Издалека донёсся звук – такой слабый и смутный, что его мог уловить только очень чуткий слух. Я решил, что это снаружи, но звук повторился и я понял, что источник находится в доме. Я слез с табурета, подошёл к жене и провёл тыльной стороной ладони по её щеке. Она спала крепко, и тогда я в третий раз - нет, не услышал, - скорее почувствовал шорох. Он доносился из подсобки…
*** *** ***
Проснулась я почему-то в не своей кроватке, а в подсобке. Я спала на мешке с ячменём, свернувшись калачиком. Меня теребил отец. Он почему-то плакал. Я обняла его обеими руками и тоже расплакалась. Не сдержалась. Нехорошо, ведь мне уже десять! И сразу вспомнилась путешествие на крыле большой белой птицы к эвелинам. Вспомнила и про свою просьбу, которая я дрожащим голосам передала одному из них, самому старому и уважаемому эвелину в общине. Я протянула ему свою ладошку, в ней была зажата дощечка с петелькой. Вот, - сказала я, - всё по-честному! Но эвелин отказался от обмена. Он ответил, что не может дать то, что у меня, по его мнению, есть и так. Я не поняла этого, а он ответил, что непременно пойму, как подрасту. Остаётся только верить на слово.

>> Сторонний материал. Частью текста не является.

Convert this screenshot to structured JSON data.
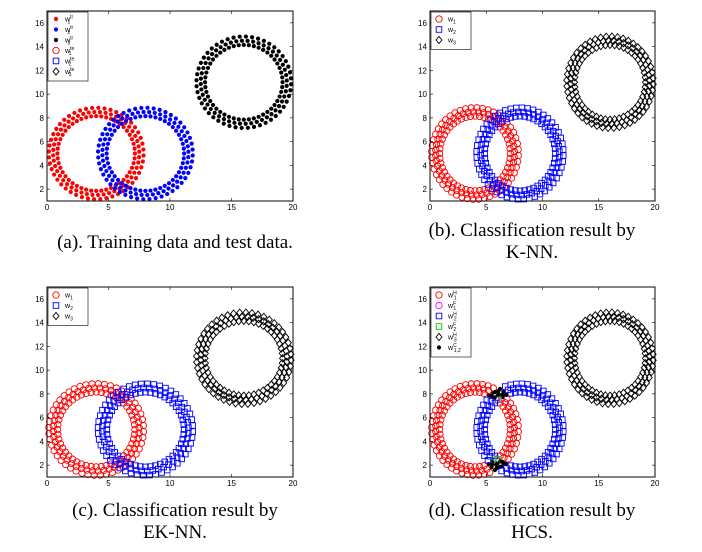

А, впрочем, кое-что он у меня забрал. Это был крошечный родовой амулет из обожженной глины, висевший на моей шее. «Но это отца!» – хотела крикнуть я, но не крикнула, а самый старый и уважаемый эвелин, должно быть, всё понял, потому что прошептал мне прямо в ухо горячие слова: «Это наш с ним обмен». На том и простились. Мне помогли забраться на птицу, и я отправилась в обратное путешествие домой. Мой музыкальный инструмент, моя жужжалка осталась при мне, ещё порадую Пичгучина своей музыкой. Поиграю и отцу с мамой. Отчего-то мне думается, что им непременно понравится и теперь всё будет совсем по-другому.